BEWARE: Minor SPOILERS throughout.

Nic (Brenton Thwaites), Haley (Olivia Cooke), and Jonah (Beau Knapp) are on a cross-country road trip to California. Haley is moving to California for a year to study and Nic is none too happy about it. However, his mind is on something else. Prior to leaving, a hacker named Nomad hacked into MIT’s servers and left it looking like Nic and Jonah were behind it. When Nomad pops up again to taunt the pair, they track him to Nevada and head there for a showdown. When they arrive at a desolate shack, everything goes dark and Nic awakens in what appears to be a hospital of some kind. He is greeted by a Dr. Damon (Laurence Fishburne), who informs him that he and his friends had contact with an extra-terrestrial being and are in quarantine. Then the film gets a little weird, but in a good way. Nic tries to escape the complex, while also attempting to figure out what exactly the aliens did to him. What results is a creepy thriller that lags a bit in parts, but is ultimately satisfying.

I love movies like The Signal. I got a very District 9 / Chronicle vibe from it, even though it’s not necessarily similar to those films. I think it’s the whole indie sci-fi feel—making extraordinary stories come to life on a fixed budget. However, after seeing the whole film, I felt that the set-up didn’t completely work out—it felt a little weak. Also, the title of the film is a little misleading. There wasn’t really a signal that drew the kids to the encounter—they lured there by cryptic, but directed messages at them. “The Signal” implies that there’s some kind of frequency or something—an audio cue—leading them along. Yes, there is a point where people ask about a sound that Nic can’t hear, but it’s never shown that this tone led the trio along. Also, while the twists in the story are ultimately good, when you think about a couple of them—you’ll know what I’m talking about when you see it—it stretches credibility to the absolute limit.

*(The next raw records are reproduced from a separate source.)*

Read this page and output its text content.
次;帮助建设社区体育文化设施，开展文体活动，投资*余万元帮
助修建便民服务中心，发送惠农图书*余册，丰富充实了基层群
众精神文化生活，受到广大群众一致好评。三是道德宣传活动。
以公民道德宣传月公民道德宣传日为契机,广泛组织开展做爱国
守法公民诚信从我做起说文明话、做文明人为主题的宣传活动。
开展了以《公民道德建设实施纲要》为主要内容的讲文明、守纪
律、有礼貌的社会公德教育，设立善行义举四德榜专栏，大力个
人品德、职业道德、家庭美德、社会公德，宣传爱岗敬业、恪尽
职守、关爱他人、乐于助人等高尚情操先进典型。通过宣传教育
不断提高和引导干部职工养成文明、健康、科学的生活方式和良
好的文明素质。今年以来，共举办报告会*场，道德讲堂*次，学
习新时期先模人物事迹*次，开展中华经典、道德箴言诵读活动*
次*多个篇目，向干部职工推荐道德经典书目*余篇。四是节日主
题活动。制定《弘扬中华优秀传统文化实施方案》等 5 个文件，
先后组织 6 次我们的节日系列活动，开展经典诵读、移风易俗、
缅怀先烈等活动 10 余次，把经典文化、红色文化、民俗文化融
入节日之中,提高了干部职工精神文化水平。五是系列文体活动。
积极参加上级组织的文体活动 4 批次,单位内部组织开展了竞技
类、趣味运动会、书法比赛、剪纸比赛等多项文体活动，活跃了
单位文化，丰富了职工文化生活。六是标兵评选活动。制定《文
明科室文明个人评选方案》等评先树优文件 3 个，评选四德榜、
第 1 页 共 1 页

The performances from the three leads are very good and Fishburne is great as always. There were more than a few moments where I felt he was channeling Morpheus. Thwaites is about ready to explode onto the scene what with this, his brief role in Maleficent, and August’s The Giver, and he does a really good job here. Cooke has impressed on A&E’s Bates Motel and she does well here. I liked Knapp as Nic’s best friend Jonah too. All the leads have great chemistry together and they come across like they’re really friends. It works.

Overall, The Signal, while not perfect, is an enjoyably creepy little sci-fi film. There are some inconsistencies in the plot, but I was able to largely ignore them thanks to the great performances from the cast and the look of the film. Definitely check it out if it’s playing in your area.